Hamburger IT-Strategietage


IT-Strategietage

Commerzbank-CIO: 5 Lektionen aus der Fusion

11. Februar 2012
Von Kolja Kröger
Commerzbank-CIO und CIO des Jahres Peter Leukert erzählte auf den IT-Strategietagen, wie seine Mannschaft die grüne Dresdner Bank in die gelbe Commerzbank migriert hat. Und dabei überraschende Erkenntnisse gewann.

Die nächste Finanzkrise rollte auf die Commerzbank zu, nachdem sie schon nach der Lehmann-Pleite in Schieflage geraten war. Und so wirkt CIO Peter Leukert der Kraftakt, den er und eine IT-Mannschaft von rund 4500 Leuten bis Ostern 2011 gestemmt haben, fast schon historisch: Die Integration der Dresdner Bank in die Commerzbank, nachdem die gelbe Bank die grüne übernommen hatte. „Wir erzählen uns schon Heldengeschichten“, erzählte Leukert auf den Hamburger IT-Strategietagen, für deren Abschluss der CIO des Jahres 2011 als Keynote-Speaker eingeladen war.

Commerzbank-CIO und CIO des Jahres Peter Leukert auf den Hamburger IT-Strategietagen 2012.
Commerzbank-CIO und CIO des Jahres Peter Leukert auf den Hamburger IT-Strategietagen 2012.
Foto: Joachim Wendler

Und es sind beeindruckende Geschichten, die er erzählt. Wie am letzten Wochenende, Ostern 2011, gemeinsam in einer riesigen Halle eine 300-köpfige Mannschaft den größten Datenberg aus der grünen in die gelbe IT geschossen hat. Ein Kommandostand mit Führungskräften aus allen Bereichen hielt alles zusammen. „Sie können sich gar nicht vorstellen“, sagte Leukert, „was für eine Energie und Intensität in diesem Raum war, wie gut die Kommunikationskanäle waren, wenn man weiß, welcher Kollege wofür zuständig ist.“

2,5 Milliarden Euro an Kostensynergien habe der Commerzbank die Integration gebracht, für die sie einmalig 2,4 Milliarden ausgegeben hatte. 4500 Mitarbeitern aus 60 Ländern, extern und intern, bewegten Milliarden von Daten. Erst bereitete man die Systeme der Commerzbank auf die neuen Daten vor, zum Beispiel auf die Beibehaltung der grünen Kontonummern – damit die Kunden nicht zu anderen Geldinstituten rennen. Sie programmierten eine Migrationsmaschine mit acht Regalmetern Spezifikationen, und bauten die Maschine in Cobol. Nicht Java. „Es gibt für so große Datenmengen nicht, was so schnell ist wie GCCs auf einem großen Cobol“, sagte Leukert.

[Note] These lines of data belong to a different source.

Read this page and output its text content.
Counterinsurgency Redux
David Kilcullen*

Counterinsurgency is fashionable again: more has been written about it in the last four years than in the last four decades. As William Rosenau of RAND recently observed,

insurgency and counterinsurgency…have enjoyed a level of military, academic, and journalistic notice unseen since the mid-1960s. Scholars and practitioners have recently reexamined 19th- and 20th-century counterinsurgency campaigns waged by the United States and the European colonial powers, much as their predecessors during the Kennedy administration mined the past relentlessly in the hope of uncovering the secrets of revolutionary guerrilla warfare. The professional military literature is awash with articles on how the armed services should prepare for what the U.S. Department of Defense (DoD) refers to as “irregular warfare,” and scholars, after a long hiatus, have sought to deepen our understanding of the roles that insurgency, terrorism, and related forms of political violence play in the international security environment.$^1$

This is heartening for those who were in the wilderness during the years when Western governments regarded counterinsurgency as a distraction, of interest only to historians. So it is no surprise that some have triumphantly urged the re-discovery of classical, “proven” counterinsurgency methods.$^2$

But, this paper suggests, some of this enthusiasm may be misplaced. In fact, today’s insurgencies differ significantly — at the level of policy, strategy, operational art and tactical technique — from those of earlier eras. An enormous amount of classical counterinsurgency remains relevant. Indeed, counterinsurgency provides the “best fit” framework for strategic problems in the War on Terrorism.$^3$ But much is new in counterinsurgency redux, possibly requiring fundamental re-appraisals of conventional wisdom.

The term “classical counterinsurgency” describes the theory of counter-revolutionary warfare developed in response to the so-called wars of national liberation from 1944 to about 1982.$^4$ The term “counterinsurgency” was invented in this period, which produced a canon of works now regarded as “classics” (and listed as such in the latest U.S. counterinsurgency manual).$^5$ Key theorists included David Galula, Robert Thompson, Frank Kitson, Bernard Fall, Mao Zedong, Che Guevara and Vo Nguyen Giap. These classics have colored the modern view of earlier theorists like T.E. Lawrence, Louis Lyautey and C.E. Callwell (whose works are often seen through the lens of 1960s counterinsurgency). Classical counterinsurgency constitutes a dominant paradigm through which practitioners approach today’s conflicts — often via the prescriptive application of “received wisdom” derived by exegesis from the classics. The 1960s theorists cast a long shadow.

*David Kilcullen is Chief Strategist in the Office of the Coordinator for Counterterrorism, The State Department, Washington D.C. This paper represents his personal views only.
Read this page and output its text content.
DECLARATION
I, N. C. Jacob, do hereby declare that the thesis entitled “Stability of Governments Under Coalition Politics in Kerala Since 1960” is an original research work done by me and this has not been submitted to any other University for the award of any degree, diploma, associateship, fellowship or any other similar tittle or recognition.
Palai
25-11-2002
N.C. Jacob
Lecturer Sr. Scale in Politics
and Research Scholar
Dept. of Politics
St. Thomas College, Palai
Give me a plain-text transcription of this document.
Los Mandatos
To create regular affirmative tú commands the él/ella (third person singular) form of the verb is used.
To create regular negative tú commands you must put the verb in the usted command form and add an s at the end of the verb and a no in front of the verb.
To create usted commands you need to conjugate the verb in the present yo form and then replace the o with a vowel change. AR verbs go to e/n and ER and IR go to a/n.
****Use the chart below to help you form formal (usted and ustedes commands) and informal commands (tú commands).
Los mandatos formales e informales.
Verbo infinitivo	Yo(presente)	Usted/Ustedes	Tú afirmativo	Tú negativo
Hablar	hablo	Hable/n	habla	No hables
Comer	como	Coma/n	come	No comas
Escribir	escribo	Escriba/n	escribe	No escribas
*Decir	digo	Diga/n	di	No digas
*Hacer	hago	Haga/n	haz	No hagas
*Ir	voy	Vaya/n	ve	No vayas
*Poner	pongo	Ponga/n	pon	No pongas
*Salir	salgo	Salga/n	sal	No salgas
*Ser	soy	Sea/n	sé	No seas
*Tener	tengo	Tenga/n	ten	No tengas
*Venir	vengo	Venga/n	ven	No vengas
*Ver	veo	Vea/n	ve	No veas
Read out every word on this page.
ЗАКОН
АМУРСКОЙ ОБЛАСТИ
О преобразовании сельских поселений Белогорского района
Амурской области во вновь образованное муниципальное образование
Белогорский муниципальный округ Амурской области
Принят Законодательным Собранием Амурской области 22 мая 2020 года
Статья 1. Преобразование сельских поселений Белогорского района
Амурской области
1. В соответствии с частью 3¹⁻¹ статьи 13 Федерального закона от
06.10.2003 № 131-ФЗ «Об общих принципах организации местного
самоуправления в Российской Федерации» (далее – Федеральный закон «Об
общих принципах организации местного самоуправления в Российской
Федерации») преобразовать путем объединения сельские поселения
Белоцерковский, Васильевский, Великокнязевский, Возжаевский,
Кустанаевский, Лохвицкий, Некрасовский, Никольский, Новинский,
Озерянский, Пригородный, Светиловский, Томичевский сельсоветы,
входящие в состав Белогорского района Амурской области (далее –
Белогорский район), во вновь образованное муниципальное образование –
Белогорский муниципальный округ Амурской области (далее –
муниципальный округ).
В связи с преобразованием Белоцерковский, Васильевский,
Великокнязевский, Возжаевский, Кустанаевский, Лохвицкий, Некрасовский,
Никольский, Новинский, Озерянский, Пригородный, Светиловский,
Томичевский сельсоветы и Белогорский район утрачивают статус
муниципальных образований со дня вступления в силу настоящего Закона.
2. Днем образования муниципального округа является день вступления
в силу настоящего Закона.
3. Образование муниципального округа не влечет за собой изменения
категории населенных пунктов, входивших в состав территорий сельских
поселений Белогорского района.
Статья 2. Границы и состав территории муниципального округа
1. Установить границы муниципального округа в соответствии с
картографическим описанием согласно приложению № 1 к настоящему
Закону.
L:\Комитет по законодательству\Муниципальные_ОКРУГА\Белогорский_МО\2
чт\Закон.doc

Fünf Lektionen lernte Leukert in diesem Projekt, manche erfreulich, manche schmerzhaft. Outsourcing-Verträge zurückdrehen stellte sich als schmerzhaft heraus. Und Leukert lernte: Die menschliche Architektur ist unendlich wichtiger als die Systemarchitektur. Das Vertrauen der „grünen“ IT-Mitarbeitern zu gewinnen, die von der Dresdner Bank kommen, und ihnen zu sagen, dass ihre Systeme größtenteils abgeschafft werden, war ebenfalls eine Herausforderung.